Carbon-14 has a half-life of 5770 years. If a fossil is 23,080 years old and it has 3 Kg of Carbon-14, how much carbon-14 did it originally have?

Answer 1

`"48 kg"`

Explanation:

The nuclear half-life is simply the time needed for half of the atoms present in a sample of a radioactive substance to undergo radioactive decay.

In your case, carbon-14 is said to have a half-life of `5770` years, which means that the mass of any sample of carbon-14 will be halved with the passing of `5770` years.

Now, if `1` half-life from now the mass of the sample will be halved, it follows that `1` half-life ago it was twice its current value.

An interesting technique to use here is to backtrack from current time, when the sample is down to `"3 kg"`, to `"23,080"` years ago.

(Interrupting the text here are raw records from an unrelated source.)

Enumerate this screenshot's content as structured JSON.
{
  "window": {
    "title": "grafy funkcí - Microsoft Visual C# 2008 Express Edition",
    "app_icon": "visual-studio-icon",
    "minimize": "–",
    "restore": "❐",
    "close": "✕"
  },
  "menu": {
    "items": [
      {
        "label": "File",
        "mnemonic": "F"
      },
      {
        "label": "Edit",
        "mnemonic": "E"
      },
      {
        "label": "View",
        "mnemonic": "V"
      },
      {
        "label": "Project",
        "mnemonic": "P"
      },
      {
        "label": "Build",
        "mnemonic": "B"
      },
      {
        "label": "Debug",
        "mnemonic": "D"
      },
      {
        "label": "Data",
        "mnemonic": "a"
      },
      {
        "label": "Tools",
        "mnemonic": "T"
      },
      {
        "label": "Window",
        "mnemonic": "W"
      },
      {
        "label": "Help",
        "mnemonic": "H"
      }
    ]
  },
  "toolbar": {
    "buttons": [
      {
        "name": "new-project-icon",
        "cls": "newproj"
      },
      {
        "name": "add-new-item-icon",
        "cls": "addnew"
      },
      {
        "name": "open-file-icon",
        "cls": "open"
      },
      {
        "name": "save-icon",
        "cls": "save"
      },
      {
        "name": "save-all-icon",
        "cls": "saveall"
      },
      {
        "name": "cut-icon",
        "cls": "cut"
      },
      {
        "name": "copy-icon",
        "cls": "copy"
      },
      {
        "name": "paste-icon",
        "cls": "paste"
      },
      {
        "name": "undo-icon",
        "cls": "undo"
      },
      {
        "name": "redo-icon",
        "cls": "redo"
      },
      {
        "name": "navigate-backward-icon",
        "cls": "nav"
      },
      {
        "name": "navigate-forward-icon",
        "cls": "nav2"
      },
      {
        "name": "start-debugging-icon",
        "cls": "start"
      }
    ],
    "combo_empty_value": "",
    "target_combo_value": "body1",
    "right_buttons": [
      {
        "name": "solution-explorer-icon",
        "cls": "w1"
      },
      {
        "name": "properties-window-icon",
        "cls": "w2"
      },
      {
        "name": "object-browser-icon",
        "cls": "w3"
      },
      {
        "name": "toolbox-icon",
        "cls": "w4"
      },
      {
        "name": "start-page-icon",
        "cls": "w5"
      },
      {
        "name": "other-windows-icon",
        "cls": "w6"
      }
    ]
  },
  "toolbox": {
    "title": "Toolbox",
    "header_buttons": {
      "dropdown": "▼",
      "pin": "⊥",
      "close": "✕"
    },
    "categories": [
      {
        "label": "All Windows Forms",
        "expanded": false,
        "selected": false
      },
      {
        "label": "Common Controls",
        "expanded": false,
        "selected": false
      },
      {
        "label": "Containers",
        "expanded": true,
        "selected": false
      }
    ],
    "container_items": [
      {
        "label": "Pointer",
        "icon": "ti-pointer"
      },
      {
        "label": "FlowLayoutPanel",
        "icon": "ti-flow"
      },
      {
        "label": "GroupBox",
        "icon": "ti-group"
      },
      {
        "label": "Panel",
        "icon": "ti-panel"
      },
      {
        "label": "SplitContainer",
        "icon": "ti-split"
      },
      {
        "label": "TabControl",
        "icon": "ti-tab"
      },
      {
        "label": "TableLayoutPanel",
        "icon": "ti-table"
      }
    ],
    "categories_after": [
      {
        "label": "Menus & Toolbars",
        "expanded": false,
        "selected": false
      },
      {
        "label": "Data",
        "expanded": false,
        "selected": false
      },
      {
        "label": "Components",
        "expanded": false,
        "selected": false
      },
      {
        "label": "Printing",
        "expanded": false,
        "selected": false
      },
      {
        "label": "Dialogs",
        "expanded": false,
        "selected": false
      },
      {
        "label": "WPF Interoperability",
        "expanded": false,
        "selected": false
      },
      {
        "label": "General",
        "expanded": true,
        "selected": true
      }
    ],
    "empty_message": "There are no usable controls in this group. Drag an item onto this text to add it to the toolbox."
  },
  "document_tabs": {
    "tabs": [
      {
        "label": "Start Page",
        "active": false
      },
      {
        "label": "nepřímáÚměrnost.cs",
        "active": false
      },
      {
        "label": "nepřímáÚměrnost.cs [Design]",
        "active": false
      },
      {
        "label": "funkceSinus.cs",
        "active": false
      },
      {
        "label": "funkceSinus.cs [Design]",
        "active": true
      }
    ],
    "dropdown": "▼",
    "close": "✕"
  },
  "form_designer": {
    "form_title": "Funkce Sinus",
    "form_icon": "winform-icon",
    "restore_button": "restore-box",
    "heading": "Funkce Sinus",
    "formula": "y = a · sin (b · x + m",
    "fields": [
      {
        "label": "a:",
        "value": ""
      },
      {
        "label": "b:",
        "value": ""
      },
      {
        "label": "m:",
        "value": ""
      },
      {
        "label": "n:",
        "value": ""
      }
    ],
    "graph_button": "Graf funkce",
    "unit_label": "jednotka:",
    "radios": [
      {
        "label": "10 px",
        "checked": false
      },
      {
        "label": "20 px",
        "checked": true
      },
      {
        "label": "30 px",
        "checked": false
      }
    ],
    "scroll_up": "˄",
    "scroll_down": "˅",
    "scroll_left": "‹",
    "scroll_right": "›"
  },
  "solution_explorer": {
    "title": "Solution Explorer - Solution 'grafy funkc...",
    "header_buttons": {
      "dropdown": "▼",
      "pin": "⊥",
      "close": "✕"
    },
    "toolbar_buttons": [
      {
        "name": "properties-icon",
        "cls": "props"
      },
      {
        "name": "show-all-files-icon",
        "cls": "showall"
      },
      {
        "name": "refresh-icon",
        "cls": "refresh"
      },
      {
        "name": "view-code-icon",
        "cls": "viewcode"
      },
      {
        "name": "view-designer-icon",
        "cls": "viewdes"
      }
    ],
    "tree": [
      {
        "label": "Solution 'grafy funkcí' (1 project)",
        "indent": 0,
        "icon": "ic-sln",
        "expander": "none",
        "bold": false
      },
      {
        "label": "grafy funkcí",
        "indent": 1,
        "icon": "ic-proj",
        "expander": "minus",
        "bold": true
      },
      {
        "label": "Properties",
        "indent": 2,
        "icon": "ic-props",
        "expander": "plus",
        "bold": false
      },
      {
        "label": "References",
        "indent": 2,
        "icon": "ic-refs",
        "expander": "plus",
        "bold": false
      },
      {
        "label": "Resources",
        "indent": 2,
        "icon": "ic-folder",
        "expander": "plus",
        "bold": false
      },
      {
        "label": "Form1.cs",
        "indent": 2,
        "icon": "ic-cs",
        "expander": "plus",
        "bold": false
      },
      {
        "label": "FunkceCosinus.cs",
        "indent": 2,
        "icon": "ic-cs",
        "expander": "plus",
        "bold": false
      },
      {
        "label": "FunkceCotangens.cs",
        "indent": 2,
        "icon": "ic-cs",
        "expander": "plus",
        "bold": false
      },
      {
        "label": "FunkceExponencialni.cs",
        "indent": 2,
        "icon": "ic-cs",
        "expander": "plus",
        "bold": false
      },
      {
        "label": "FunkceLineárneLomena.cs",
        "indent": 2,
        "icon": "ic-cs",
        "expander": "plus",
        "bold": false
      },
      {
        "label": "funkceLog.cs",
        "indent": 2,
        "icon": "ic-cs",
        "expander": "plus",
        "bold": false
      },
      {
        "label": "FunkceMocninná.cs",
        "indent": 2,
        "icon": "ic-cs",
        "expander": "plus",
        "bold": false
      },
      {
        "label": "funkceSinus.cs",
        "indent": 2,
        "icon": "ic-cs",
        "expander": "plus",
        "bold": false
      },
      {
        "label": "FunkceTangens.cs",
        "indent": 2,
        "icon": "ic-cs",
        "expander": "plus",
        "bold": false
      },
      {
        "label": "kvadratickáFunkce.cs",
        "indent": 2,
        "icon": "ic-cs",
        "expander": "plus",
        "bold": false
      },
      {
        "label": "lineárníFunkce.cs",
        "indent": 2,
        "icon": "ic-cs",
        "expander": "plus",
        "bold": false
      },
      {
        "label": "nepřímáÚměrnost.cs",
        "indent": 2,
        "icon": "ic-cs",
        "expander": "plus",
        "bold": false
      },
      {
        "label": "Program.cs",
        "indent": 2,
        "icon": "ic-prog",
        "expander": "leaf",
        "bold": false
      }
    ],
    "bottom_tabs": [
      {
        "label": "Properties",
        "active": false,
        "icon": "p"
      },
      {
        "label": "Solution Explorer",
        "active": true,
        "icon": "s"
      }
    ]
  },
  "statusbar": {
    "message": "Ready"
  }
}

You can thus say that `5770` years before this point, the mass of the sample was twice the current mass

`2 xx "3 kg" = "6 kg"`

How about `2` half-lives ago?

`2 xx "5770 years" = "11,540 years ago"`

The mass of the sample was

`2 xx "6 kg" = "12 kg"`

How about `3` half-lives ago?

`3 xx "5770 years" = "17,310 years ago"`

The mass of the sample was

`2 xx "12 kg" = "24 kg"`

Finally, how about `4` half-lives ago?

`4 xx "5770 years" = "23,080 years ago"`

The mass of the sample was

`2 xx "24 kg" = "48 kg"`

Therefore, `"23,080` years ago, the sample contained `"48 kg"` of carbon-14.

When the values don't allow for such simple calculations, you can use the equation

`color(blue)(|bar(ul(color(white)(a/a)"A"_t = "A"_0 * 1/2^ncolor(white)(a/a)|)))`

Here

`"A"_t` - the mass of the sample that remains after a period of time `t`
`"A"_0` - the initial mass of the sample
`n` - the number of half-lives that pass in the period of time `t`

In your case, you have

`n = ("23,080" color(red)(cancel(color(black)("years"))))/(5770color(red)(cancel(color(black)("years")))) = 4`

You will thus have

`"A"_0 = "A"_t * 2^4`

`"A"_0 = "3 kg" * 2^4 = color(green)(|bar(ul(color(white)(a/a)color(black)("48 kg")color(white)(a/a)|)))`